Strategy for the Development of Non-toxic Antimicrobial Cationic Amphiphiles

Fungal infections are an increasing problem both in Western medicine and in regions with limited healthcare availability. Mortality due to invasive fungal diseases likely exceeds that of tuberculosis or malaria with Candida albicans and Candida glabrata as the most frequently treated opportunistic fungal pathogens. Inspired by antimicrobial cationic peptides, we have developed several families of synthetic antimicrobial cationic amphiphiles. We demonstrated that by manipulating structural motifs it is possible to enhance their selectivity for microbial rather than mammalian red blood cell membranes. To date, none of the reported cationic amphiphiles exhibited membrane selectivity sufficient to be considered for development of membrane-disrupting antifungal agents.
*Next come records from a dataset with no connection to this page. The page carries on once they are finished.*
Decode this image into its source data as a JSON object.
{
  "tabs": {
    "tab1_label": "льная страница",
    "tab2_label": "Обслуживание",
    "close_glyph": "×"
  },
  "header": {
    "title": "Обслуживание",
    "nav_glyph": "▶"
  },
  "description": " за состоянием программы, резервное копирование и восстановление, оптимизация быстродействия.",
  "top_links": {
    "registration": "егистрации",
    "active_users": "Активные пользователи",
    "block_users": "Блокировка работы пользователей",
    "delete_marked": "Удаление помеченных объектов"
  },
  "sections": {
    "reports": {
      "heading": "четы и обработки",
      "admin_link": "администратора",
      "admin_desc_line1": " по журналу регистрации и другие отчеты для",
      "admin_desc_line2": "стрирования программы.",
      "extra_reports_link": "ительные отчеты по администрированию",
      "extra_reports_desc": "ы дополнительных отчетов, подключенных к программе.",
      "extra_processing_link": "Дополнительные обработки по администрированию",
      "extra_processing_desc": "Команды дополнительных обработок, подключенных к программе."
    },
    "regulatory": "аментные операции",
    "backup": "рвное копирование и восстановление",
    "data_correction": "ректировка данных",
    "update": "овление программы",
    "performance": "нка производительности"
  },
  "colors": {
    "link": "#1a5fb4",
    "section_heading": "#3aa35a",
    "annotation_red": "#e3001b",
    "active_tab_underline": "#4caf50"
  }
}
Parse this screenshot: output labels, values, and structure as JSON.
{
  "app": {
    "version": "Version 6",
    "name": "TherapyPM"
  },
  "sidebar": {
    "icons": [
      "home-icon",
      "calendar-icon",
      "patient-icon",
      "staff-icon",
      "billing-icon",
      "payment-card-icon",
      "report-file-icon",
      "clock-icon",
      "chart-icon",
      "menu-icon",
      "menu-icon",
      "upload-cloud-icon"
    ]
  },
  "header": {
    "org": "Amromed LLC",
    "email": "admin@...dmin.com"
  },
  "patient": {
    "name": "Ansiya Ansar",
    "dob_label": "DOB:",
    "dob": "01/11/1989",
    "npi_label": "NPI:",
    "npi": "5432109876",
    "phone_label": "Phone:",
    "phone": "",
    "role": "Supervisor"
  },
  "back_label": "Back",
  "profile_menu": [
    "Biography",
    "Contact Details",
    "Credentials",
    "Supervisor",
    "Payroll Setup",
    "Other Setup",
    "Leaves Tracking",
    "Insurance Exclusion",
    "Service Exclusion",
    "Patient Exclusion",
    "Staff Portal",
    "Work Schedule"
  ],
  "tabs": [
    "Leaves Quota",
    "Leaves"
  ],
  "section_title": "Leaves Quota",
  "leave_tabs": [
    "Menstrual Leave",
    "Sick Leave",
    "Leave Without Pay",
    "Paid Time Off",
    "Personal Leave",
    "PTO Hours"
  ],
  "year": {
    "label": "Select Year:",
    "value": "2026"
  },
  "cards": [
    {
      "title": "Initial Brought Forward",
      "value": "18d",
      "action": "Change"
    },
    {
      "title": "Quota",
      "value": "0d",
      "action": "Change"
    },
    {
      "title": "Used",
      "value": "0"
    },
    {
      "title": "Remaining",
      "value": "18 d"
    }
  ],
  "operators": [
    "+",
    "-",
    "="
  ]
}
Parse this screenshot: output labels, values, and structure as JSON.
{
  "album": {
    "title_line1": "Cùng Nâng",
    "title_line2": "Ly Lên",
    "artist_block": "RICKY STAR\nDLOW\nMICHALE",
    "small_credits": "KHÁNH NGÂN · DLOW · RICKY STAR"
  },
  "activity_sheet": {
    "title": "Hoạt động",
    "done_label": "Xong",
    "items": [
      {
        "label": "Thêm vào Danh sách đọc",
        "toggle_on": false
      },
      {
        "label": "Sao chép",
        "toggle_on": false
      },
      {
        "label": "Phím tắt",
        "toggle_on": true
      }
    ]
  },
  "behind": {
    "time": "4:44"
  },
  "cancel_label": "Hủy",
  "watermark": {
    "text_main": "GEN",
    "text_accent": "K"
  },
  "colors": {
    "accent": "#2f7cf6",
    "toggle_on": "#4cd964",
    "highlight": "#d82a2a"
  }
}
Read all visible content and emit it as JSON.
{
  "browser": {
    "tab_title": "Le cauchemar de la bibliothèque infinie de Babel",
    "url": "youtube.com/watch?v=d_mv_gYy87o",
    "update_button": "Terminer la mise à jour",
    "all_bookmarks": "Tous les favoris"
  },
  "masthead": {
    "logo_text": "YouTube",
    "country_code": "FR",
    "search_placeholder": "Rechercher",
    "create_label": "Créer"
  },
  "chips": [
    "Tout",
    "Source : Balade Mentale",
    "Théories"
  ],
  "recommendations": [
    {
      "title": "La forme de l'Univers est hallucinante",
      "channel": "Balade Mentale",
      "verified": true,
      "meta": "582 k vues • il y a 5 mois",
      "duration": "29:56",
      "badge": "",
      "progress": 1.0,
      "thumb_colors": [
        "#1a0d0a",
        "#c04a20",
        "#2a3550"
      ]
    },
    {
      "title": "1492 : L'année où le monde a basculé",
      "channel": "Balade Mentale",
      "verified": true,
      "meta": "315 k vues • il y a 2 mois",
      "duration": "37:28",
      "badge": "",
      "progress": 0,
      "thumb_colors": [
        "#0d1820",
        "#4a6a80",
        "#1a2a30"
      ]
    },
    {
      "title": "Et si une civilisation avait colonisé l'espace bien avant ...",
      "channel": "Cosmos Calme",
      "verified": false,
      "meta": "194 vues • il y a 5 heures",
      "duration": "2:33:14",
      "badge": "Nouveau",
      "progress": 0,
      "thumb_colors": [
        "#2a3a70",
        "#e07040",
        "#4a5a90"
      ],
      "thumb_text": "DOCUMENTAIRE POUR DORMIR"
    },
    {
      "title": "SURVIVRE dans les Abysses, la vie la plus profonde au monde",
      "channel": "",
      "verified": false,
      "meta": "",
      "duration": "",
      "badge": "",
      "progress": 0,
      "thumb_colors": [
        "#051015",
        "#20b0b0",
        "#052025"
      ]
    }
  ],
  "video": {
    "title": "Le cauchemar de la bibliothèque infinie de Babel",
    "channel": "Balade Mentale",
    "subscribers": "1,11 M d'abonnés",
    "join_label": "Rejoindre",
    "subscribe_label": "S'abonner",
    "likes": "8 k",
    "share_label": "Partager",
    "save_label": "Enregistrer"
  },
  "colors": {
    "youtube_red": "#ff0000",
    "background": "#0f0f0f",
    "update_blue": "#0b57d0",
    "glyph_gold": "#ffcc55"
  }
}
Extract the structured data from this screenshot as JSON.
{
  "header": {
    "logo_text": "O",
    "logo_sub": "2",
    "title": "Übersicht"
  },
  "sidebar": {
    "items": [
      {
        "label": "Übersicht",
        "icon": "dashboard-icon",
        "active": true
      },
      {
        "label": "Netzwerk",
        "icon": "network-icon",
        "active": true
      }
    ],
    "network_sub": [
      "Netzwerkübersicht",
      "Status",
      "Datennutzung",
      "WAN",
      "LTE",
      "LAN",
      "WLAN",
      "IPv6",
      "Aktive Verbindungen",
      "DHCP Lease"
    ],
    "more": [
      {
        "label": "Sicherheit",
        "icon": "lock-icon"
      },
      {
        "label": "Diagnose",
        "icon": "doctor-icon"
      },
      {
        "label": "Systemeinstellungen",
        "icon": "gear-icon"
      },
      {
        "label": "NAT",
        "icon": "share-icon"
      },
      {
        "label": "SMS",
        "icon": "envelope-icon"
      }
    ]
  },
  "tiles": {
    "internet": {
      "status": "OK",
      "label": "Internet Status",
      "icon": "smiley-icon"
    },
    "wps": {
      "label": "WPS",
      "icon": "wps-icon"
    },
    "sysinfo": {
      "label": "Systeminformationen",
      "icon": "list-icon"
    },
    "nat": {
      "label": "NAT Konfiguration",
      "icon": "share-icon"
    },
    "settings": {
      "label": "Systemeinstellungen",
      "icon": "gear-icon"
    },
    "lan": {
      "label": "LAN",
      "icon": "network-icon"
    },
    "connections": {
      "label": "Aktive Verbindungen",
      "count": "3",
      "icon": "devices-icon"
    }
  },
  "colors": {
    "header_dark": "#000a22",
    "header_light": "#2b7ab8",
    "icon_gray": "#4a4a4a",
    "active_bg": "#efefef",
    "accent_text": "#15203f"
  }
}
Here in we report that the incorporation of cis-double bonds into the lipids of cationic amphiphile significantly decrease their hemolysis and toxicity against mammalian cells. We demonstrated that increasing the degree of cis-unsaturation in the lipid of antifungal cationic amphiphiles does not affect their antifungal activity against Candida and decreases their hemolytic activity as well as their mammalian cell toxicity. One of the cationic amphiphiles with a linolenic acid lipid residue, containing three cis-double bonds, displayed no cytotoxicity against a panel of mammalian cell lines and primary cells. This compound selectively eradicated C. albicans cells while not affecting the viability of human cells in co-culture experiments. Our findings offer a new promising strategy for the development of non-toxic antimicrobial cationic amphiphiles safe for systemic antifungal treatment.